Of the more than 7,500 patients that underwent randomization in the APEX study, major bleeding events were almost even between the betrixaban (0.7%) arm and the current standard of care (0.6%) cohort, and the overall patient population witnessed a drop in VTE to 5.3% in the betrixaban arm compared to 7% for the placebo. What remains to be seen is whether or not the Food and Drug Administration will accept data that suggests it got very, very close, but missed the traditional mark of significance, without having to run an entirely new trial.
If approved, betrixaban would become the first anticoagulant for hospital to home prevention of VTE, and it could represent a major step up in convenience for patients. With the drug bearing the Fast Track designation, it clearly could become a game-changer. But, once again, it will all depend on the FDA's interpretation of statistical significance. Should everything go Portola's way in 2017, then its stock could well double in value.
CoLucid Pharmaceuticals, Inc.
Another intriguing name to keep your eye on in the small-cap biotech arena in 2017 is CoLucid Pharmaceuticals (NASDAQ: CLCD), a developer of small-molecule drugs for the acute treatment of migraine headaches in adults.

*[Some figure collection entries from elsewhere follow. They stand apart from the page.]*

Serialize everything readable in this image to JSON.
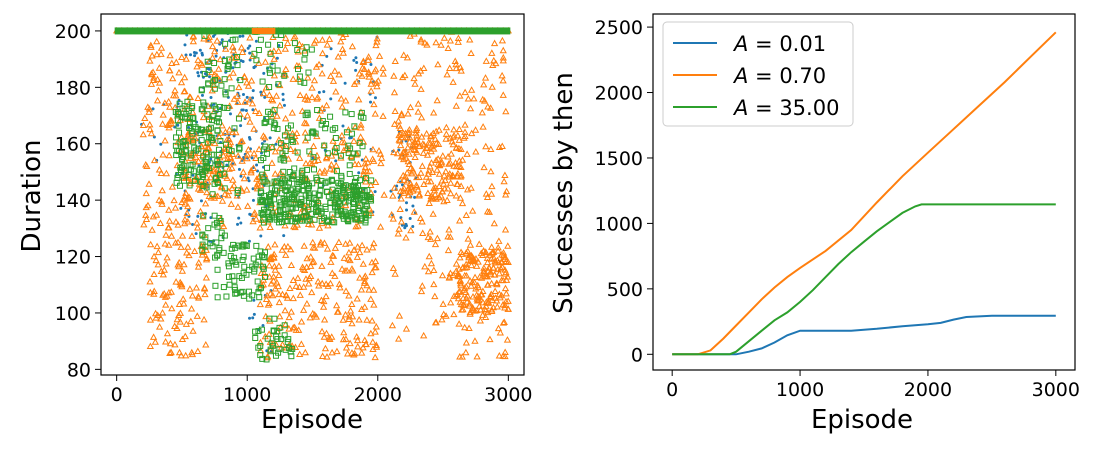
{
  "colors": {
    "blue": "#1f77b4",
    "orange": "#ff7f0e",
    "green": "#2ca02c"
  },
  "chart_data": [
    {
      "type": "scatter",
      "xlabel": "Episode",
      "ylabel": "Duration",
      "xlim": [
        -120,
        3120
      ],
      "ylim": [
        78,
        206
      ],
      "xticks": [
        0,
        1000,
        2000,
        3000
      ],
      "yticks": [
        80,
        100,
        120,
        140,
        160,
        180,
        200
      ],
      "grid": false,
      "series": [
        {
          "color": "#1f77b4",
          "marker": "dot",
          "clusters": [
            {
              "x": [
                0,
                3000
              ],
              "y": [
                200,
                200
              ],
              "count": 0,
              "note_cap": true
            },
            {
              "x": [
                450,
                1300
              ],
              "y": [
                125,
                200
              ],
              "count": 170
            },
            {
              "x": [
                600,
                1000
              ],
              "y": [
                150,
                200
              ],
              "count": 60
            },
            {
              "x": [
                2100,
                2300
              ],
              "y": [
                130,
                165
              ],
              "count": 35
            },
            {
              "x": [
                1500,
                2000
              ],
              "y": [
                135,
                200
              ],
              "count": 40
            },
            {
              "x": [
                150,
                450
              ],
              "y": [
                150,
                175
              ],
              "count": 8
            },
            {
              "x": [
                1000,
                1200
              ],
              "y": [
                85,
                110
              ],
              "count": 10
            }
          ]
        },
        {
          "color": "#ff7f0e",
          "marker": "triangle",
          "clusters": [
            {
              "x": [
                200,
                2050
              ],
              "y": [
                130,
                200
              ],
              "count": 520
            },
            {
              "x": [
                250,
                700
              ],
              "y": [
                84,
                130
              ],
              "count": 110
            },
            {
              "x": [
                1100,
                2000
              ],
              "y": [
                84,
                125
              ],
              "count": 230
            },
            {
              "x": [
                2100,
                3000
              ],
              "y": [
                84,
                200
              ],
              "count": 260
            },
            {
              "x": [
                2150,
                2650
              ],
              "y": [
                140,
                165
              ],
              "count": 150
            },
            {
              "x": [
                2600,
                3000
              ],
              "y": [
                100,
                122
              ],
              "count": 160
            },
            {
              "x": [
                500,
                900
              ],
              "y": [
                140,
                165
              ],
              "count": 90
            }
          ]
        },
        {
          "color": "#2ca02c",
          "marker": "square",
          "clusters": [
            {
              "x": [
                450,
                800
              ],
              "y": [
                145,
                175
              ],
              "count": 120
            },
            {
              "x": [
                650,
                950
              ],
              "y": [
                140,
                200
              ],
              "count": 60
            },
            {
              "x": [
                1100,
                1950
              ],
              "y": [
                132,
                148
              ],
              "count": 300
            },
            {
              "x": [
                1100,
                1900
              ],
              "y": [
                148,
                172
              ],
              "count": 90
            },
            {
              "x": [
                750,
                1150
              ],
              "y": [
                105,
                125
              ],
              "count": 70
            },
            {
              "x": [
                1050,
                1350
              ],
              "y": [
                83,
                98
              ],
              "count": 35
            },
            {
              "x": [
                1050,
                1500
              ],
              "y": [
                180,
                200
              ],
              "count": 30
            },
            {
              "x": [
                650,
                850
              ],
              "y": [
                120,
                135
              ],
              "count": 20
            }
          ]
        }
      ],
      "cap": {
        "y": 200,
        "x": [
          0,
          3000
        ],
        "color": "#2ca02c"
      }
    },
    {
      "type": "line",
      "xlabel": "Episode",
      "ylabel": "Successes by then",
      "xlim": [
        -150,
        3150
      ],
      "ylim": [
        -120,
        2600
      ],
      "xticks": [
        0,
        1000,
        2000,
        3000
      ],
      "yticks": [
        0,
        500,
        1000,
        1500,
        2000,
        2500
      ],
      "grid": false,
      "legend_position": "upper-left",
      "series": [
        {
          "name": "A = 0.01",
          "name_var": "A",
          "name_val": "= 0.01",
          "color": "#1f77b4",
          "x": [
            0,
            500,
            600,
            700,
            800,
            900,
            1000,
            1200,
            1400,
            1600,
            1800,
            2000,
            2100,
            2200,
            2300,
            2500,
            3000
          ],
          "y": [
            0,
            0,
            20,
            45,
            90,
            145,
            180,
            180,
            180,
            195,
            215,
            230,
            240,
            265,
            285,
            295,
            295
          ]
        },
        {
          "name": "A = 0.70",
          "name_var": "A",
          "name_val": "= 0.70",
          "color": "#ff7f0e",
          "x": [
            0,
            200,
            300,
            400,
            500,
            600,
            700,
            800,
            900,
            1000,
            1200,
            1400,
            1600,
            1800,
            2000,
            2200,
            2400,
            2600,
            2800,
            3000
          ],
          "y": [
            0,
            0,
            30,
            120,
            220,
            320,
            420,
            510,
            590,
            660,
            790,
            950,
            1160,
            1360,
            1540,
            1720,
            1900,
            2080,
            2270,
            2460
          ]
        },
        {
          "name": "A = 35.00",
          "name_var": "A",
          "name_val": "= 35.00",
          "color": "#2ca02c",
          "x": [
            0,
            450,
            500,
            600,
            700,
            800,
            900,
            1000,
            1100,
            1200,
            1300,
            1400,
            1500,
            1600,
            1700,
            1800,
            1900,
            1950,
            2000,
            2500,
            3000
          ],
          "y": [
            0,
            0,
            20,
            100,
            180,
            260,
            320,
            400,
            490,
            590,
            690,
            780,
            860,
            940,
            1010,
            1080,
            1130,
            1145,
            1145,
            1145,
            1145
          ]
        }
      ]
    }
  ]
}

What might turn some investors off of CoLucid is the fact that its share price has more than quadrupled since August. But this move comes on the heels of news in September that one of three pivotal phase 3 trials involving oral lasmiditan had met both its primary and secondary efficacy endpoints.
In the SAMURAI study, the 100 mg and 200 mg doses led to 28.2% and 32.2% of patients being migraine headache-free at two hours, respectively, compared to just 15.3% for the placebo. Furthermore, the secondary endpoint showed that a respective 40.9% and 40.7% of patients taking the 100 mg and 200 mg doses were free of the most bothersome symptoms associated with migraine headaches, which compares favorably to just 29.5% of the placebo patients. The drug was also deemed well-tolerated.
The next study up for CoLucid and lasmiditan is SPARTAN, a phase 3 evaluation modeled after SAMURAI that will examine three doses (50 mg, 100 mg, and 200 mg) versus a placebo at the two-hour mark. The double-blind study is expected to hold more than 2,200 participants across 140 sites in the U.S., U.K., and Germany, and it's being conducted under a Special Protocol Agreement with the FDA. Most importantly, it's expected to yield results around mid-2017. If SPARTAN succeeds, nothing would seemingly stand in the way of CoLucid filing a new drug application for what's been a tricky ailment to treat.
If approved, CoLucid's key drug could border on being a blockbuster (i.e., $1 billion in annual sales), which would make its current valuation of just under $700 million seem like a bargain. With a cash runway that should presumably get it through 2018, CoLucid could still offer plenty of upside for growth investors in 2017.